As I grew older, I became fascinated with World War II history and as it turns out, there was plenty of that around, too.  The most visible site was the old Indiana Army Ammunition Plant, which stretched for miles along Highway 62 between Charlestown and Jeffersonville.  The place looked abandoned, forgotten, like everybody just packed up one day and never came back. The old buildings, with their cracked windows and crumbling glass, used to send chills down my spine.   Even still, I was wide-eyed at the history of the place.  Opened in 1940, it was a major producer of munitions during World War II and employed over 27k people.

Once I became a college student majoring in history, I learned even more.  The great Falls of the Ohio (in Clarksville) was a captivating place because it was where Lewis and Clark, with their Corps of Discovery, set off to explore the west in 1803.  Then there were places such as Rose Island, which was on a piece of land where Fourteen Mile Creek empties into the Ohio River.  An amusement park reminiscent of Coney Island, it was a great attraction for residents on both sides of the Ohio River in the 1920s and 1930s.  Steamboats from Louisville and Madison would drop patrons off daily for a ride on the Ferris wheel, a trip around the wooden coaster, a swim in the pool, or a spin around the roller rink.  The Great Flood of 1937 destroyed this park and it was never rebuilt.

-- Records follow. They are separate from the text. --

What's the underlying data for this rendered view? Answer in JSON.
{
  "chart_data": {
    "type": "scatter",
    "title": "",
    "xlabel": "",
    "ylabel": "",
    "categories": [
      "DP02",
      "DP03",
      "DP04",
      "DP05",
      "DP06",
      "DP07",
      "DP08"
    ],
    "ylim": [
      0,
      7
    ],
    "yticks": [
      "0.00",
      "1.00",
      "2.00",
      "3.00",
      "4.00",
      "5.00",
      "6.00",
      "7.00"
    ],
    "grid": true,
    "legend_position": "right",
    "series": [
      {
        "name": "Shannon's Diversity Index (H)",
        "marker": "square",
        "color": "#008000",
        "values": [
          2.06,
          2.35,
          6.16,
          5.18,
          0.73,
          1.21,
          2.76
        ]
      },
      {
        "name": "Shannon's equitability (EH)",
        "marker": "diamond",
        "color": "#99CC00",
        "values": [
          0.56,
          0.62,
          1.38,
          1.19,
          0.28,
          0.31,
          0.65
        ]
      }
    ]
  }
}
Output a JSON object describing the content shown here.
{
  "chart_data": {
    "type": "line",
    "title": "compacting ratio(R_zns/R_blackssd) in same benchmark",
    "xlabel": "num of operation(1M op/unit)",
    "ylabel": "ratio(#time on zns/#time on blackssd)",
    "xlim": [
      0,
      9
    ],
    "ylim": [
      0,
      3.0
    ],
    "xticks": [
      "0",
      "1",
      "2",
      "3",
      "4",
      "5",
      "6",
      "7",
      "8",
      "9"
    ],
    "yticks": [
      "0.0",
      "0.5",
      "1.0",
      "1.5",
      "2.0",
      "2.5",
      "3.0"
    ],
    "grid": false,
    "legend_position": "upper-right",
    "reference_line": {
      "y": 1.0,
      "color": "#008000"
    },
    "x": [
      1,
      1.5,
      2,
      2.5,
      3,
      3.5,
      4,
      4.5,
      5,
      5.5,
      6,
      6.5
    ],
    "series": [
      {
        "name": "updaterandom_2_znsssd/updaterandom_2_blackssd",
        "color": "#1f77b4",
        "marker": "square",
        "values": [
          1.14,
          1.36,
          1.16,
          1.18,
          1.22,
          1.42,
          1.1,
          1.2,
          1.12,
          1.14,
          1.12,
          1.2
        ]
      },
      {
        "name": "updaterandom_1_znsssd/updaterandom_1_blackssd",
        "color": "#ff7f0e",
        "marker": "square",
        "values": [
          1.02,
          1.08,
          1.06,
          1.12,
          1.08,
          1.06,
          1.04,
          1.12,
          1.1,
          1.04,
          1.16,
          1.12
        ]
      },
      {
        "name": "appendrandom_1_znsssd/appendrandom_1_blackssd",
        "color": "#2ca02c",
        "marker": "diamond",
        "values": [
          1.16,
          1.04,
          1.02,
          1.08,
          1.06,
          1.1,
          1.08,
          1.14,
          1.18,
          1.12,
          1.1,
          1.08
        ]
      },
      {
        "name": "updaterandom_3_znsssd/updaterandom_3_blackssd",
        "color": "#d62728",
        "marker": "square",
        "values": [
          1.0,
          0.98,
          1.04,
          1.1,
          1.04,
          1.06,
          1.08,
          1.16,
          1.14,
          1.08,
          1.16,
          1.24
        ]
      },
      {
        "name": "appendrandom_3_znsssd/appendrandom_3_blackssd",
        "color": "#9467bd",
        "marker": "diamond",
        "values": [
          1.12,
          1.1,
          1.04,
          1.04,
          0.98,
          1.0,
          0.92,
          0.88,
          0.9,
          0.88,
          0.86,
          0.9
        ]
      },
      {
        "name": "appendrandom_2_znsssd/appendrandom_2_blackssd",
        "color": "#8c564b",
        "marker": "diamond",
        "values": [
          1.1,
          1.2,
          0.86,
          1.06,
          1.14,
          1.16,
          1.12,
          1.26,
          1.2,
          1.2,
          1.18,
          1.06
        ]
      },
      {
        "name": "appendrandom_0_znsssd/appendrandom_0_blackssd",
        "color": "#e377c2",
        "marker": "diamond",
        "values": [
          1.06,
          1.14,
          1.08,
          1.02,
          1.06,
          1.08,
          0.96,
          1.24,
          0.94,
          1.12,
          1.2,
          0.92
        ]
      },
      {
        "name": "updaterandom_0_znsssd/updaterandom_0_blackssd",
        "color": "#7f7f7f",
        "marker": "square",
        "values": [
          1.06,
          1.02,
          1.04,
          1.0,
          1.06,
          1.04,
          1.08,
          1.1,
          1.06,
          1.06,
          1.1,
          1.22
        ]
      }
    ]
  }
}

Now that I’m writing a war-era novel and I’ve decided to set it in my old stomping grounds, I’m indebted to my parents and professors for making the rolling hills of southern Indiana come alive with history.  What seems like nothing more than abandoned buildings, decrepit homes, and forgotten railroad tracks are, in fact, fascinating places.  There’s a story to be told behind every door and I hope, through my novel, to bring some of those stories to life again.